I want validation for my art and my writing, and it occurred to me that I began this blog about the time all of this thinking about validation was rising to the surface. The blog was a new eyeline already cast in my direction. I sought out validation among strangers (some friends too). I wanted my work to have meaning or presence or be in the eyeline of others—not just in files on my computer or canvasses in my studio. I desire to be part of something greater than myself in the world of words and images, to risk my ego and become vulnerable to be noticed or not. Silence is not necessarily all that terrible of an answer. I do not have to have an answer, just my voice of desire and the potentiality to share in a way that exposes my soul, my creative parts that might not be good enough or might be exactly what the world needs to shift a little in a new direction.

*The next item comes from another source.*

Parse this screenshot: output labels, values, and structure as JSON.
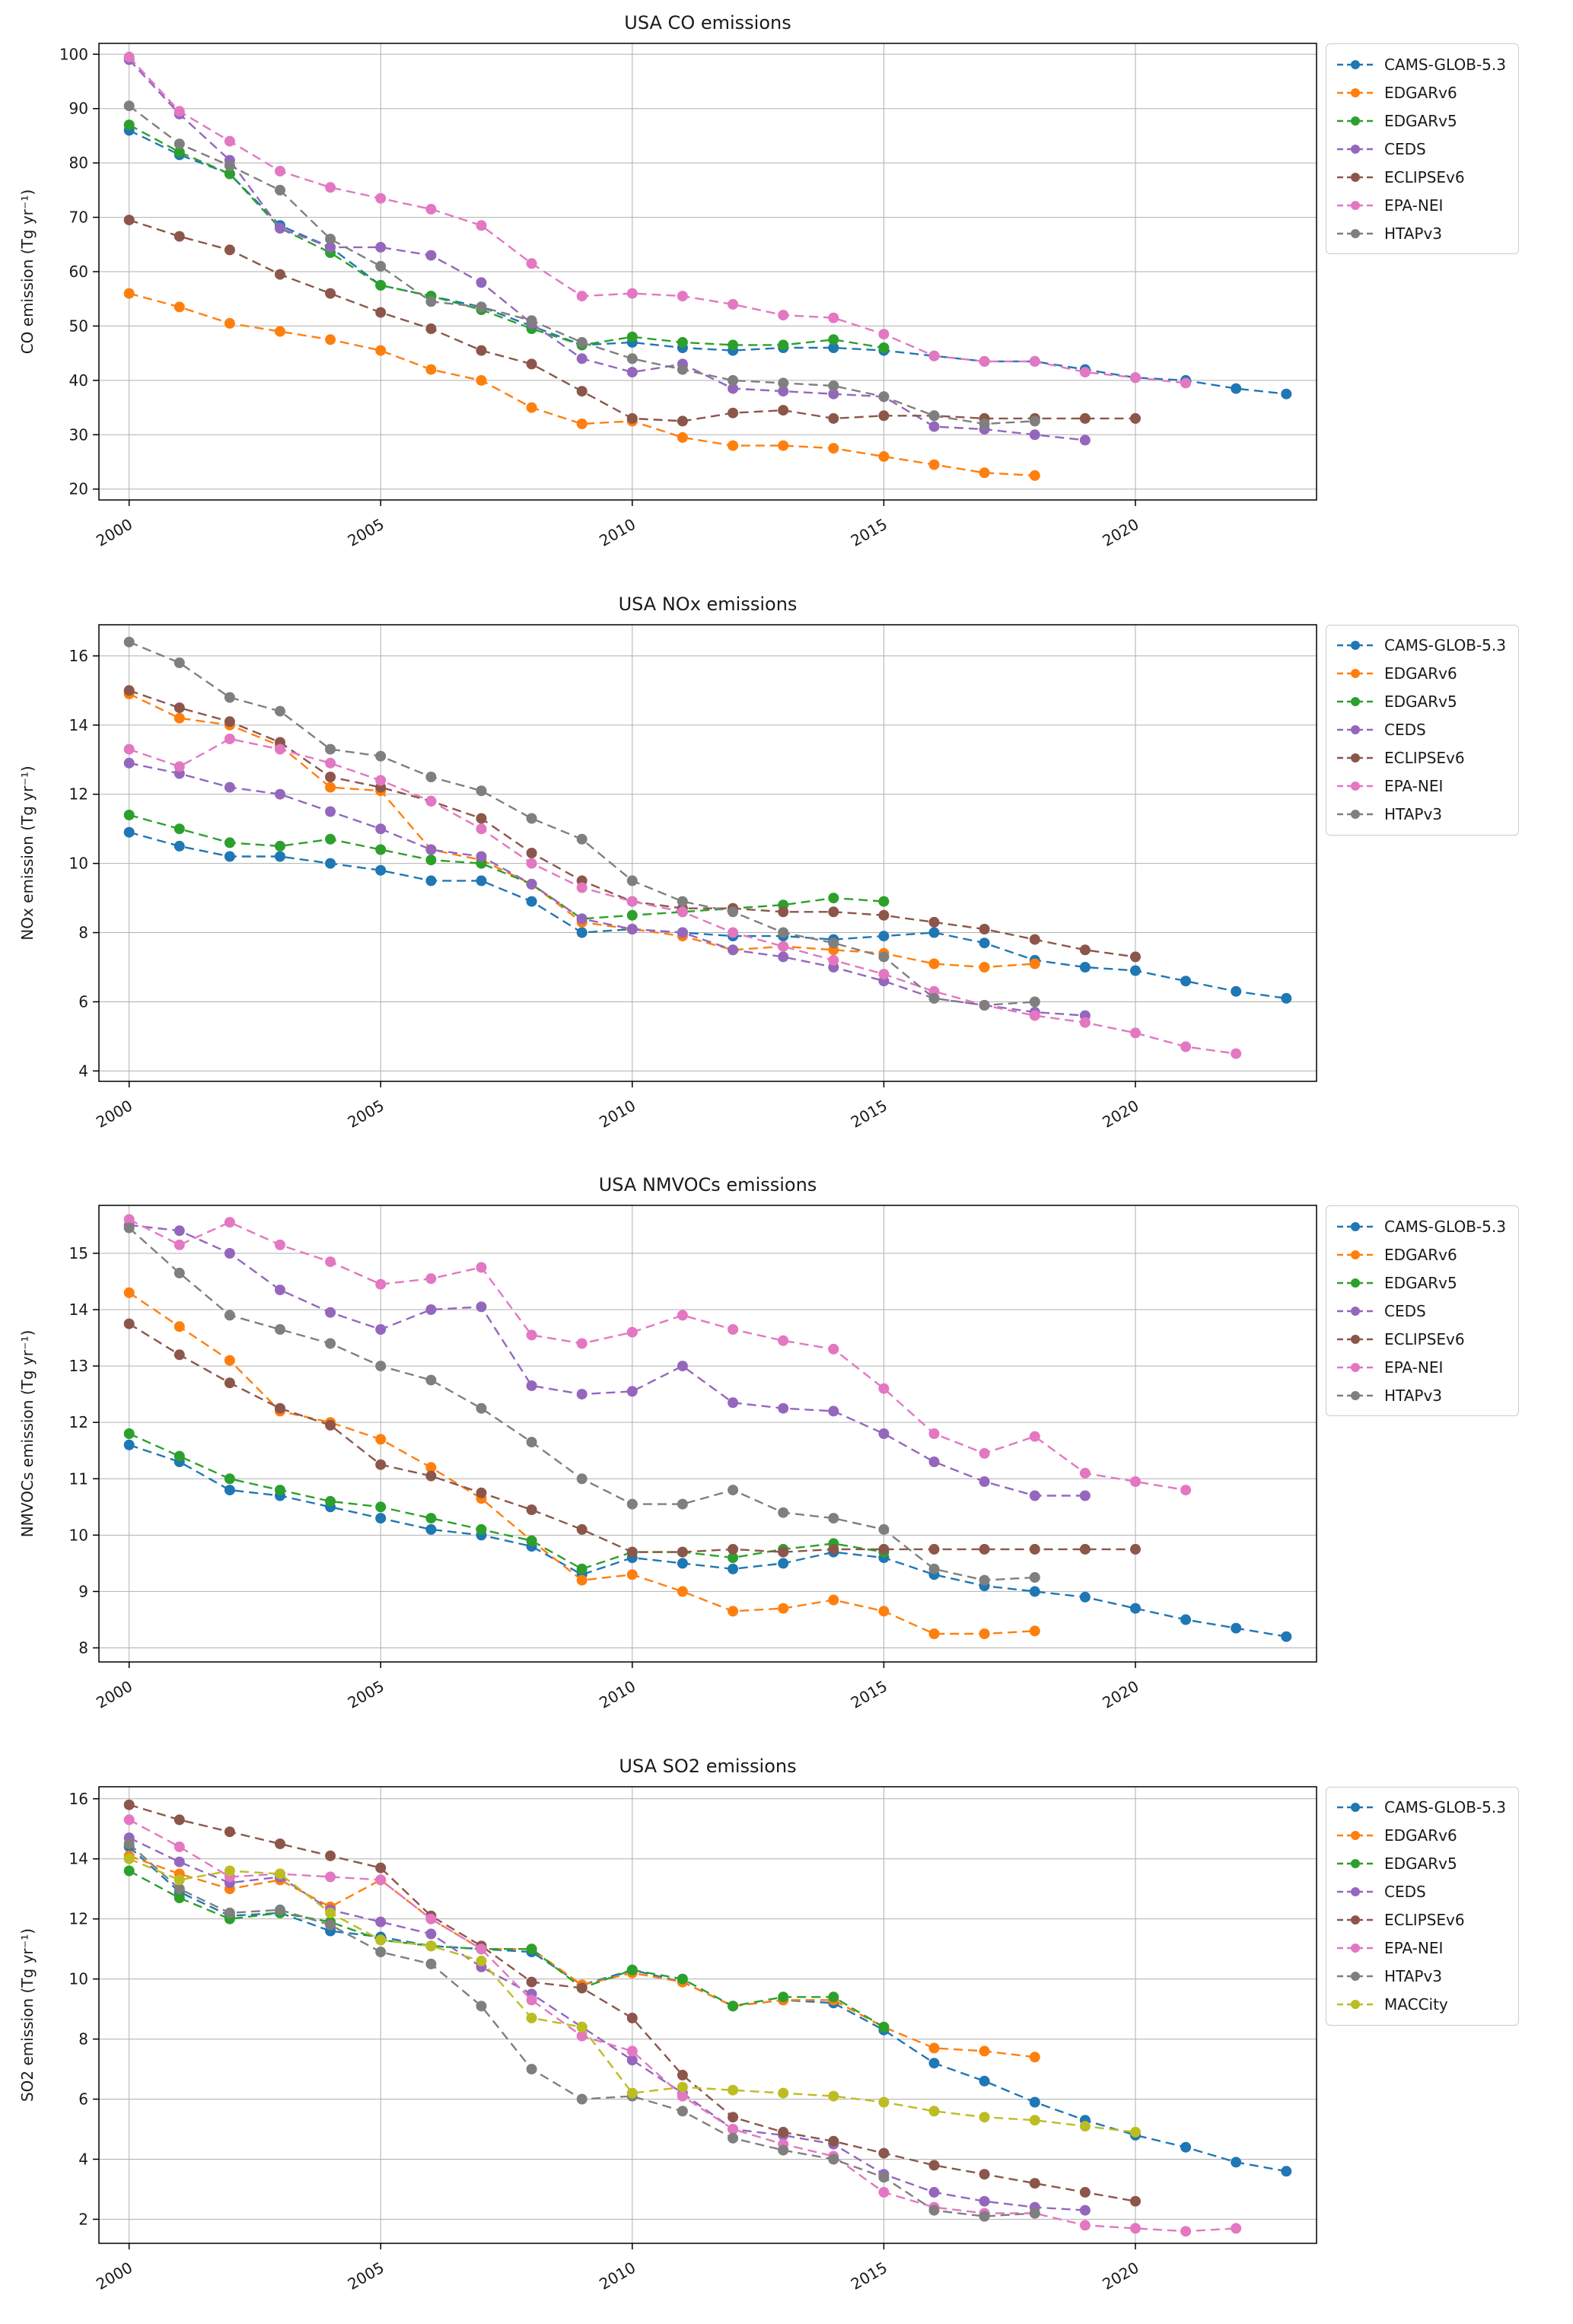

More than anything, I know how much less alone I am when I hear someone’s story, see them. When I read someone else’s essay, novel or poem, or see their photograph or painting or sculpture, when someone’s work in the world is in my eyeline, I feel understood. And from some of the comments I have received on my work, I see others feeling less alone too. I realized the feeling of less alone is deeply connected to the need I have for validation. I practice, especially when I feel alone or not good enough, at keeping a wide perspective about myself and even more so on the world around me. Finding validation is about personal risk, is about being wrong sometimes or missing the mark entirely, and sometimes it is being really right in a way that lets others into a version of the Truth they have also experienced or want to see, and keeps us all from feeling insignificant.